ザーゴ監督も「大きく成長している」と手ごたえを感じている様子。先制点が重要になると選手に求め続けた前節の名古屋戦では、もくろみどおり16分に和泉 竜司のゴールで先制すると、37分にも荒木 遼太郎が追加点を奪い、63分には土居 聖真が追いすがる相手を突き放し、リーグ最少失点だった名古屋から3点を奪う快勝だった。
「選手は何をすべきか情報の整理、行動の整理ができていると思います。勝つことによって自信を取り戻しているように僕は感じます」(ザーゴ監督) 新たな監督、新たな選手、新たな戦術に戸惑っていたチームの姿はもうない。
対する仙台は、思うような時間を過ごせていない。前節はホームにG大阪を迎え、1-4の大敗を喫した。4分にアレクサンドレ ゲデスが185cmの高さを生かしたヘディングシュートを決めて幸先よく先制したものの、すぐに山本 悠樹のミドルシュートで追いつかれると、15分にはアデミウソンに逆転ゴールを浴び、後半にも2点を許してしまった。試合の中ではPKのチャンスや柳 貴博の鋭い突破が見られており、そこが決まっていれば違う展開になっていたかもしれず、悔やまれる部分もあった。ただ、8月8日の明治安田J1第9節で神戸から2-1で勝利を奪ったのを最後に、ここ5試合の公式戦で2分3敗と未勝利が続く。この5試合で得点は3点しか奪えておらず、逆に失点は『10』。なんとか状況を上向かせたいところだ。
良い形が作れていない仙台だが、ここ最近の試合で減ったとはいえ、鹿島はセットプレーからゴールを奪われることが多かった。アレクサンドレ ゲデスやシマオ マテといった、セットプレーで高さを生かして得点を狙える選手が複数いることは、対鹿島を考えたとき、強みとなりそうだ。
とはいえ、鹿島にも精度の高いキックを蹴る選手がいる。今季より仙台から鹿島に来た永戸 勝也だ。キッカーを任されることも多い永戸は、自身のフィーリングが次第に合ってきたことを実感している。
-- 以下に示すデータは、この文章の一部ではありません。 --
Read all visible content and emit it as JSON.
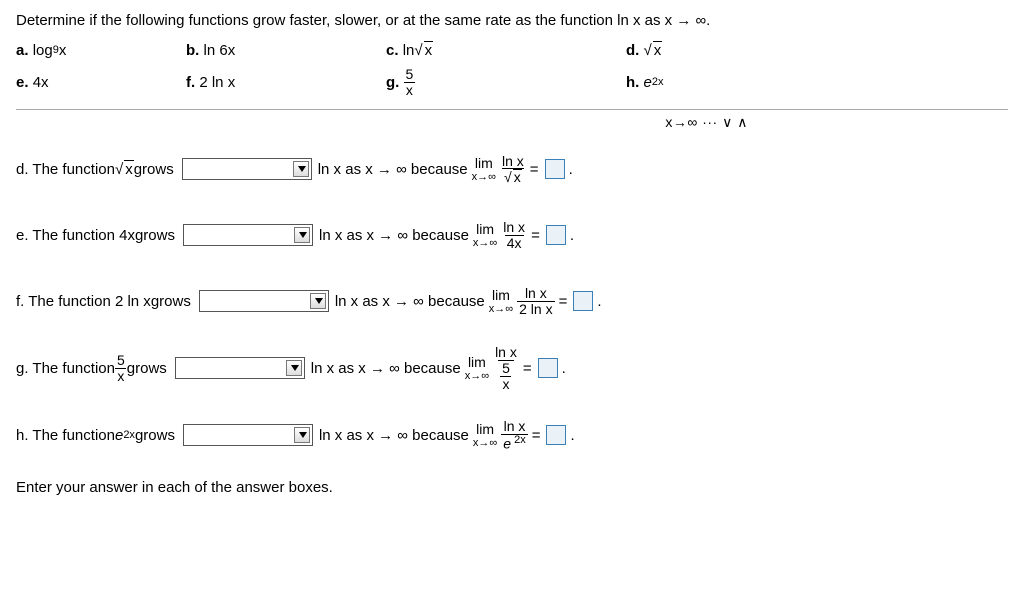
{
  "instructions": "Determine if the following functions grow faster, slower, or at the same rate as the function ln x as x → ∞.",
  "options": {
    "a": {
      "label": "a.",
      "text": "log ",
      "sub": "9",
      "after": "x"
    },
    "b": {
      "label": "b.",
      "text": "ln 6x"
    },
    "c": {
      "label": "c.",
      "text": "ln ",
      "sqrt": "x"
    },
    "d": {
      "label": "d.",
      "sqrt": "x"
    },
    "e": {
      "label": "e.",
      "text": "4x"
    },
    "f": {
      "label": "f.",
      "text": "2 ln x"
    },
    "g": {
      "label": "g.",
      "num": "5",
      "den": "x"
    },
    "h": {
      "label": "h.",
      "ital": "e",
      "sup": " 2x"
    }
  },
  "truncated": "x→∞ ··· ∨ ∧",
  "common": {
    "grows": " grows",
    "lnxas": " ln x as x → ∞ because ",
    "lim": "lim",
    "limsub": "x→∞",
    "lnx": "ln x",
    "equals": "="
  },
  "questions": {
    "d": {
      "prefix": "d. The function ",
      "func_sqrt": "x",
      "den_sqrt": "x"
    },
    "e": {
      "prefix": "e. The function 4x",
      "den": "4x"
    },
    "f": {
      "prefix": "f. The function 2 ln x",
      "den": "2 ln x"
    },
    "g": {
      "prefix": "g. The function ",
      "num": "5",
      "den": "x",
      "limden_num": "5",
      "limden_den": "x"
    },
    "h": {
      "prefix": "h. The function ",
      "ital": "e",
      "sup": " 2x",
      "limden_ital": "e",
      "limden_sup": " 2x"
    }
  },
  "footer": "Enter your answer in each of the answer boxes."
}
「CKもだいぶ入りそうなにおいがしてきてる。直接FKもいつでも蹴れる準備はしているので、蹴るときは集中して良いキックができるようにしたいなと思います」 前々節・柏戦でようやく今季初アシストを記録した永戸だが、すでに左SBとして欠かせない存在となっている。古巣相手にどんなプレーを見せるのかも注目される。